An analysis pipeline that I work with depends on gcloud CLI in order to pipe data into a tool that expect standard input, but I'm struggling with handling what seem to be network failures between the VM in Google Cloud and Google Cloud Storage.
Specifically, I am seeing regular, consistent failures at varying points during the operation that say
"(gcloud.storage.cat) Download not completed. Target size=518107929774, downloaded data=99967842155", with varying target sizes and downloaded data numbers based on the size of the file and how far the download made it, of course.
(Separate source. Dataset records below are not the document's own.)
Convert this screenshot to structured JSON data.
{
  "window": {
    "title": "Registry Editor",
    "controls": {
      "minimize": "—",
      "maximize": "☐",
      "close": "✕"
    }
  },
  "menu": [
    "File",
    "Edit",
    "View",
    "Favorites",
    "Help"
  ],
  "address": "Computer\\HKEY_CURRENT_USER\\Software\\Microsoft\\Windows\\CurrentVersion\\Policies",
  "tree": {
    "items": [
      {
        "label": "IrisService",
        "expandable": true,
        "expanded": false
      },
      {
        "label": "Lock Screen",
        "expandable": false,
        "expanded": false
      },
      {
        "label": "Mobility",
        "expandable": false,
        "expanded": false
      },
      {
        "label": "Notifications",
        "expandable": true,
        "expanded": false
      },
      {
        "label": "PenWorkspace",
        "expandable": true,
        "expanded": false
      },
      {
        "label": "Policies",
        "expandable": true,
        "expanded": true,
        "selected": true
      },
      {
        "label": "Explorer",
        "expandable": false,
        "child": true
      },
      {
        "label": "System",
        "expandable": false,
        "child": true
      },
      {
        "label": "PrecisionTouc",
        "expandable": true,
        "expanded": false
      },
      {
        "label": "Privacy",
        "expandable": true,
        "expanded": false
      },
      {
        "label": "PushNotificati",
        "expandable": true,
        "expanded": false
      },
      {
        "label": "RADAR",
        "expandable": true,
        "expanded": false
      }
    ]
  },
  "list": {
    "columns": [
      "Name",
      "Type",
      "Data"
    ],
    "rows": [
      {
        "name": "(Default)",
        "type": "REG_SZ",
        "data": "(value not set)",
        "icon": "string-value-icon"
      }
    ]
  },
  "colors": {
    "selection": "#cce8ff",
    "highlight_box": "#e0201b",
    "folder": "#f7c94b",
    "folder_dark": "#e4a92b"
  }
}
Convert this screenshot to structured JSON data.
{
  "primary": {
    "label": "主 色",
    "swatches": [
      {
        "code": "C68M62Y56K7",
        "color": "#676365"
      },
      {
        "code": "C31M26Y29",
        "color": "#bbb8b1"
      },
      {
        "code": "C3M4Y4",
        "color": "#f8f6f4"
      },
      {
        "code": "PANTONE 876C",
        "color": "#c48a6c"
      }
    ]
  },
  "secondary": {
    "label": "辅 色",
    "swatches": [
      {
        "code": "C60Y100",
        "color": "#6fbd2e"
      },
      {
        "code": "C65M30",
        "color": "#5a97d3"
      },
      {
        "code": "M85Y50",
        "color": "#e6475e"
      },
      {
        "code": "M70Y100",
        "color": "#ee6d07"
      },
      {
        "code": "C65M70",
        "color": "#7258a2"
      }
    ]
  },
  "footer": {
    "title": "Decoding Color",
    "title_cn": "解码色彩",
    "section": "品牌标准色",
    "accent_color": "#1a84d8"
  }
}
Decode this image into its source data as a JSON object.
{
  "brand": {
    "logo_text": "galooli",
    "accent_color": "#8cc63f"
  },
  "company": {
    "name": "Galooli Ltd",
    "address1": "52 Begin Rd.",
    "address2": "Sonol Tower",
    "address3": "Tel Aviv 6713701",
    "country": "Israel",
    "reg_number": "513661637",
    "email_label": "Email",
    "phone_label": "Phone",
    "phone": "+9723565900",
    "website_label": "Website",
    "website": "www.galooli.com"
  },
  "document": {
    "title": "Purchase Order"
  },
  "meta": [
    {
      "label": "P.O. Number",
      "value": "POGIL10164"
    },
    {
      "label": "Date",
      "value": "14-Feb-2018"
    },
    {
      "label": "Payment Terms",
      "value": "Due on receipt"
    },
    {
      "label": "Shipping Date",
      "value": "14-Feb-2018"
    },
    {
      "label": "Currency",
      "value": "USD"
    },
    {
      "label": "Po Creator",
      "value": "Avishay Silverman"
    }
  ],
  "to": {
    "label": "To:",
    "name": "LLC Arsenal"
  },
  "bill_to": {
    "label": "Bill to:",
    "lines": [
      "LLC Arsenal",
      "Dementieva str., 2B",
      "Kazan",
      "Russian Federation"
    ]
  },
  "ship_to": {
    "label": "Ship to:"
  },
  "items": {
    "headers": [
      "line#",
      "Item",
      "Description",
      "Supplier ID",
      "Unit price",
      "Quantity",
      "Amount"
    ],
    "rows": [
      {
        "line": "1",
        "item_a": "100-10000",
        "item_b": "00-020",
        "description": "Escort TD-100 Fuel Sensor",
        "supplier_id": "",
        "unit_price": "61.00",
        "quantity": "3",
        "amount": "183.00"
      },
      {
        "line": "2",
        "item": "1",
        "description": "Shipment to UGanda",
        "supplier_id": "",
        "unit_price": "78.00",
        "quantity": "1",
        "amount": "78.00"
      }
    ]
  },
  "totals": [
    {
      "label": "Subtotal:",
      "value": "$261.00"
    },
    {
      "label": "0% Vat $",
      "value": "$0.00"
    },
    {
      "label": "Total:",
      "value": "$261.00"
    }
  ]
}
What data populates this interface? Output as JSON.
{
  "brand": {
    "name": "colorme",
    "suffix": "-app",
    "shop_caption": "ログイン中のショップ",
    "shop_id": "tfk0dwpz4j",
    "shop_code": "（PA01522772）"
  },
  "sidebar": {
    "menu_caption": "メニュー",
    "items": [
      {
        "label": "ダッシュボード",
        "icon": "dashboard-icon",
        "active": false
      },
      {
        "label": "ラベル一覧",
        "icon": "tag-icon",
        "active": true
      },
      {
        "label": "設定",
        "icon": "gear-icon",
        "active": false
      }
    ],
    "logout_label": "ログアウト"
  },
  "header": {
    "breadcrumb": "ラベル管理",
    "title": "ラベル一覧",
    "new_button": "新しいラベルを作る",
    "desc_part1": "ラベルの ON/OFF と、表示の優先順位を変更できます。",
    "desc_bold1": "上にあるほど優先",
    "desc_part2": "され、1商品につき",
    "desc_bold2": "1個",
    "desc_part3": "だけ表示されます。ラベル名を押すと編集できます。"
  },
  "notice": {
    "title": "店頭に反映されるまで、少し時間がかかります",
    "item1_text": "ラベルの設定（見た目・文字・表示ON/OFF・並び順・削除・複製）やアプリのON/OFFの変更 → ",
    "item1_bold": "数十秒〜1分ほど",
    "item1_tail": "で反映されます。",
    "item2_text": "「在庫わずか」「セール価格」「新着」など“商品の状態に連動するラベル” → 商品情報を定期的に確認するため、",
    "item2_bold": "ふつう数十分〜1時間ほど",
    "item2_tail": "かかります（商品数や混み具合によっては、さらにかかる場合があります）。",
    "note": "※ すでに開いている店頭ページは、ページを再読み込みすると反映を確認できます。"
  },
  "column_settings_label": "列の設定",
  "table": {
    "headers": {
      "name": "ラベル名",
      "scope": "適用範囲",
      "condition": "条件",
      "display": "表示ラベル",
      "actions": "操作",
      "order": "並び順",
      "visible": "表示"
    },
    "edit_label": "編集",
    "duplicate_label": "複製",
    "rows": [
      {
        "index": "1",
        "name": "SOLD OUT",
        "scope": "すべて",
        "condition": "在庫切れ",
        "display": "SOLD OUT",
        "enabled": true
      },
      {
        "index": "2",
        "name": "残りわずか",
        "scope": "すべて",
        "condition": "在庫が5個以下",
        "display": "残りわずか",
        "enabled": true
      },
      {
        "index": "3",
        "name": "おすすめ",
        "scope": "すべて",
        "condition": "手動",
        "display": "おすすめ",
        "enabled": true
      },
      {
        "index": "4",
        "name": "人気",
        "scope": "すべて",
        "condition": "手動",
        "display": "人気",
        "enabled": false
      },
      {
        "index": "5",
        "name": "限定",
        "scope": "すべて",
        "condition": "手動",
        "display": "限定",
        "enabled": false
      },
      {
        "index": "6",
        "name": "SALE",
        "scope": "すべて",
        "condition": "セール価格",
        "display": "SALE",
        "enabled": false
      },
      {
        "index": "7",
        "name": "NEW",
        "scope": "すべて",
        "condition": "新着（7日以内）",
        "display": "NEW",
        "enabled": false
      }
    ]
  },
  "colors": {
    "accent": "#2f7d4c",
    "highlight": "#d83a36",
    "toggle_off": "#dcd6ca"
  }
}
I've read the API documentation at https://cloud.google.com/sdk/gcloud/reference/storage , but have not seen any information at all about retries. Am I missing something? Is there something else I'm missing causing failures of a VM running in Google Cloud downloading data from GCS?
Hi @AlexPetty,
Welcome to Google Cloud Community!
The error message "Download not completed. Target size=xxx, downloaded data=xxx" indicates that the download of data from Google Cloud Storage (GCS) to your Virtual Machine (VM) was interrupted or failed prematurely, likely due to a transient network issue.
You can try below troubleshooting steps and recommendations that could help resolve this behavior:
Troubleshooting:
Recommendations:
gcloud config set storage/max_retries xxxx
: try increasing the number of max retries with this command. The default value is “23”, so I would advise setting it to some bigger value (e.g 500).# download from GCS to local
gcloud storage cp gs://<source> /<local_path>
# upload from local to destination
gcloud storage cp /<local_path> <destination>
I hope the above information is helpful.
Thanks, this is helpful info.
I cannot find any documentation on storage/max_retries. Is this documented anywhere? Also, is there another approach I should be using for large files other than gcloud storage cp and cat? We have tools that do filtering / data processing from std input and would prefer to stream the object from cloud storage rather than copying it to a local filesystem.
Here’s the documentation for storage/max_retries. Also, you can set storage/multipart_chunksize to upload larger file sizes by splitting them into smaller chunks during the upload process – the size should not be larger than the file. Here's the full list of gcloud config set parameters and utilize any of it that fits your use case.
While there are products like Storage Transfer Service that help move large amounts of data quickly, I think gcloud storage cat
and cp
is the recommended approach for your environment. Check out the comparison between these two transfer options based on specific scenarios.
To summarize above information:
gcloud config set storage/max_retries 500
gcloud config set storage/multipart_chunksize 1G
gcloud config set storage/multipart_chunksize 104857599